You can also use the ‘display_format’ attribute to set a friendly string formatting, with a mask or additional text.
‘get_value’ lambda must have an ‘instance’ argument.
Example of use
>>> ObjectValue(attribute_name='name', left=1*cm, top=0.5*cm, width=10*cm, height=0.5*cm)
Attributes
height - Default: 0.5*cm
width - Default: 5*cm
left - Default: 0
top - Default: 0
visible - Default: True
style - Default: {}
attribute_name - Required
You can provide here the object attribute name you want to show in this widget. You can provide a field, common attribute, property or just a method, since it has no required argument to provide.
You can use paths of callable or properties instead of attribute name in this attribute.
Examples:
attribute_name = ‘name.upper’ attribute_name = ‘customer.name’ attribute_name = ‘customer.type.name.lower’
action - Default: geraldo.FIELD_ACTION_VALUE
The action is where you say what Geraldo will do with the value of this field. The default action is just to show its value and nothing more.
But if you are using an ObjectValue in a summary or footer band of report, group or subreport, you will probably have a need for aggregation functions. This is why this attribute exists.
Field actions are all available in the geraldo package to import from. The choices you can use in action attributes are:
- geraldo.FIELD_ACTION_VALUE
- geraldo.FIELD_ACTION_COUNT
- geraldo.FIELD_ACTION_AVG
- geraldo.FIELD_ACTION_MIN
- geraldo.FIELD_ACTION_MAX
- geraldo.FIELD_ACTION_SUM
- geraldo.FIELD_ACTION_DISTINCT_COUNT
display_format - Default: ‘%s’
Use simple string formatting on the field value. You could otherwise use get_value if you want something more powerful.
get_text - Default: None.
This ‘lambda’ attribute is seemed to get_value because it works after value getting. It’s important to keep aware there are two moments from get a value from instance until to render it on the output generation:
- First the value is getted (and keeps being an unformatted value)
- After this, the value is formatted (and transformed to unicode string)
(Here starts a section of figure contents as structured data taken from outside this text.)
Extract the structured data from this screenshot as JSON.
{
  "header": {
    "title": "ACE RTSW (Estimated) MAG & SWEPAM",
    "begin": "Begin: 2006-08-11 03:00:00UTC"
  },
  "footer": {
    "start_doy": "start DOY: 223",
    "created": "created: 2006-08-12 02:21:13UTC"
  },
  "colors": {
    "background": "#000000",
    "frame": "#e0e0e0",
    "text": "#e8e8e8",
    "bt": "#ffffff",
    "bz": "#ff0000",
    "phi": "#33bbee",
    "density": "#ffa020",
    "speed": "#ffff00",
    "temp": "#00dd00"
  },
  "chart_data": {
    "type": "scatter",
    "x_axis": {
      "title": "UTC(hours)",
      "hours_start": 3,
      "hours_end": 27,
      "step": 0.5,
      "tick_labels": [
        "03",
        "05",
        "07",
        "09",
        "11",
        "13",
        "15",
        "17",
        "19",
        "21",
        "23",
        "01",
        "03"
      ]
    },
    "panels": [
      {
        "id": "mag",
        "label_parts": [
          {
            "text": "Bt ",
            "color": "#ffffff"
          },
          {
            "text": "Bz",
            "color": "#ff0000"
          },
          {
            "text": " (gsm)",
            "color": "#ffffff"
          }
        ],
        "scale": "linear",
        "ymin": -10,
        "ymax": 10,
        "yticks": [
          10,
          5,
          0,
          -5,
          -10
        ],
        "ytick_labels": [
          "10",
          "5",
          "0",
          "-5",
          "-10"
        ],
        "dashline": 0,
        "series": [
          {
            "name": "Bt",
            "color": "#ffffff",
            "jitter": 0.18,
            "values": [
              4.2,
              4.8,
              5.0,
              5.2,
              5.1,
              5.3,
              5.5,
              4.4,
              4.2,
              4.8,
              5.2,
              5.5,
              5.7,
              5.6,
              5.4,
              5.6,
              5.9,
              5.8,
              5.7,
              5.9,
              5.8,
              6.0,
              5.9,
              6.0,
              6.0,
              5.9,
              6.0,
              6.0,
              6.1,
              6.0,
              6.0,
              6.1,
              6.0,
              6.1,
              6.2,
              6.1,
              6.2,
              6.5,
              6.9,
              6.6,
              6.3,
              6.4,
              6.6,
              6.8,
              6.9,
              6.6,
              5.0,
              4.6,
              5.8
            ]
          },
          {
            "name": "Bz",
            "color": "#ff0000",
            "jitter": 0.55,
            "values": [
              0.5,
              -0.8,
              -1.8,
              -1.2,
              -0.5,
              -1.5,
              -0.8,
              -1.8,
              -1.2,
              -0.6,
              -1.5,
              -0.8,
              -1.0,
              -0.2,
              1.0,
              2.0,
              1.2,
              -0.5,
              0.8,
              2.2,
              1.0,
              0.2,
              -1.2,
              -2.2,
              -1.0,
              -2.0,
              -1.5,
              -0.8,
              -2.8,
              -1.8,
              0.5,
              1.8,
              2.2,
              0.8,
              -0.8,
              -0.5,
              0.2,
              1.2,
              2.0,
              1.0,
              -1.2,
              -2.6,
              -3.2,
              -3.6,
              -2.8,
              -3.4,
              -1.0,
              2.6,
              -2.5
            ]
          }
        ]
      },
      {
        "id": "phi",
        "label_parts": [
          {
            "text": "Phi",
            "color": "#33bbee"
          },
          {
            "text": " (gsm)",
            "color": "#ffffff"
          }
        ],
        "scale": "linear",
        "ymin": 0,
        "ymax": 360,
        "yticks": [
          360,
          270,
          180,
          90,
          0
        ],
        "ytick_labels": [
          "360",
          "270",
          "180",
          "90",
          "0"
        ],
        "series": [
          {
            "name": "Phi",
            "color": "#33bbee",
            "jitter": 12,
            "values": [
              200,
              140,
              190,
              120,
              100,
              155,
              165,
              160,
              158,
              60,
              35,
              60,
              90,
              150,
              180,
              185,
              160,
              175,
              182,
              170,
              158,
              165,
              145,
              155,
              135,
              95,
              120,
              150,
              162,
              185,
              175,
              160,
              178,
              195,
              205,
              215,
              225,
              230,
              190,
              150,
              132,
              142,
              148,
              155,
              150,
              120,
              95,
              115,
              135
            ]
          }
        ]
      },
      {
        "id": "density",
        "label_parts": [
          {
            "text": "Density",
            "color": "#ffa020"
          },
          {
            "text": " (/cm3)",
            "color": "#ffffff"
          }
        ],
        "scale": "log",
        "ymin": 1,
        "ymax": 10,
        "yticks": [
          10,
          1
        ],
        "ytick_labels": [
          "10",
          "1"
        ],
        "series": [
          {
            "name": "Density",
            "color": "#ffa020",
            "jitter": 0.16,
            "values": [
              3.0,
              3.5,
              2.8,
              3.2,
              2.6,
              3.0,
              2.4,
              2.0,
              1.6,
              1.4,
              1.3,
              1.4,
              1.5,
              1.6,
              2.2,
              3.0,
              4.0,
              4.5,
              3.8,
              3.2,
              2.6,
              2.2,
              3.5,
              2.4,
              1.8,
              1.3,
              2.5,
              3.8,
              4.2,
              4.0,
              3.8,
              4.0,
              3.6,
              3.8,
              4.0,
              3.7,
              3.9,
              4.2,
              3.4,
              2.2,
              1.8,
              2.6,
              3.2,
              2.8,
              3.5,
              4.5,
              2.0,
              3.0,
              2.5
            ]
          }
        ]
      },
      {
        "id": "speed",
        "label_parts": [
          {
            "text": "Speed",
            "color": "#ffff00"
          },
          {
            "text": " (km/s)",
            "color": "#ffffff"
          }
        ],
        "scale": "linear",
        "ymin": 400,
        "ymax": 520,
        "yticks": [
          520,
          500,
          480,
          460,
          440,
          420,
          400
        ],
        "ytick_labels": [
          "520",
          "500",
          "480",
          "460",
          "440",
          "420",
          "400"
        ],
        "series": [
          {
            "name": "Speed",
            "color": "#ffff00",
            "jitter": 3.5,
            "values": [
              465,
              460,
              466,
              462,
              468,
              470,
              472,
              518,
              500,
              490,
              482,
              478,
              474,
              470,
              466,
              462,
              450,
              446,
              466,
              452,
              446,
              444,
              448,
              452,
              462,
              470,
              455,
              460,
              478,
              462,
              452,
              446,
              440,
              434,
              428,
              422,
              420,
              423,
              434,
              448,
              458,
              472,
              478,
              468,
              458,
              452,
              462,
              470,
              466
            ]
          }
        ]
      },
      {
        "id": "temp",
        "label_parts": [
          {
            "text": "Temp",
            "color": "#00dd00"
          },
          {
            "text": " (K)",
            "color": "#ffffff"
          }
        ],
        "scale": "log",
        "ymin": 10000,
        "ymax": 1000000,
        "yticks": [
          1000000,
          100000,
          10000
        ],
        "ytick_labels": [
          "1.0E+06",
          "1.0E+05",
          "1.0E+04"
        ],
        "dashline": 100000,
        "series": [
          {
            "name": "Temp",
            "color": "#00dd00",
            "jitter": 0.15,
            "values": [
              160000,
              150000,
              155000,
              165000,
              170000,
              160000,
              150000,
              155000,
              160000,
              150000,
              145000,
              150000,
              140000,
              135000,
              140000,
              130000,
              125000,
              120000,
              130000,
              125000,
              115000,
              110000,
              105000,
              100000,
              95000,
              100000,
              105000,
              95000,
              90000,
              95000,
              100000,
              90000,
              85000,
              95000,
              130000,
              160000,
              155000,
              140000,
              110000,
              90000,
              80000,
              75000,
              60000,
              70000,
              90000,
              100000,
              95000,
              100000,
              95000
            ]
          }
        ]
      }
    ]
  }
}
stores_text_in_cache - Default: True
This is a boolean attribute you can set to False if you to force the text getting to run twice: on renderizing and on generating. If you keep it as True, it will store the text on the first getting and use the stored text on next time(s) it be requested.
SystemField¶
-
class
geraldo.widgets.
SystemField
¶
Path: geraldo.SystemField
This shows system information, like the report title, current date/time, page number, page count, etc.
‘get_value’ must have ‘expression’ and ‘fields’ arguments.
Example of use
>>> ObjectValue(expression='%(report_title)s', left=1*cm, top=0.5*cm, width=10*cm, height=0.5*cm)
Attributes
height - Default: 0.5*cm
width - Default: 5*cm
left - Default: 0
top - Default: 0
visible - Default: True
style - Default: {}
expression - Default: ‘%(report_title)s’
This is a simple string you can write with basic macros to show system field values.
The available macros are:
%(report_title)s
%(page_number)s
%(first_page_number)s
%(last_page_number)s
%(page_count)s
%(report_author)s
%(now:FORMAT)s - in replace of ‘FORMAT’ you can use date formatting standard template filter date formatting. But if you are using your own Report.format_date method, this will use it.
Examples:
- ‘%(now:%Y)’ - shows the current year
- ‘%(now:%m/%d/%Y)’ - shows something like ‘01/23/2009’
Note: this is changed now. Before this function used Django template filter ‘date’ to format datetime, but once we were going to use two standards, this wouldn’t be nice. If you want to use Django’s template filter, you can override the method Report.format_date(date, expression) and use it.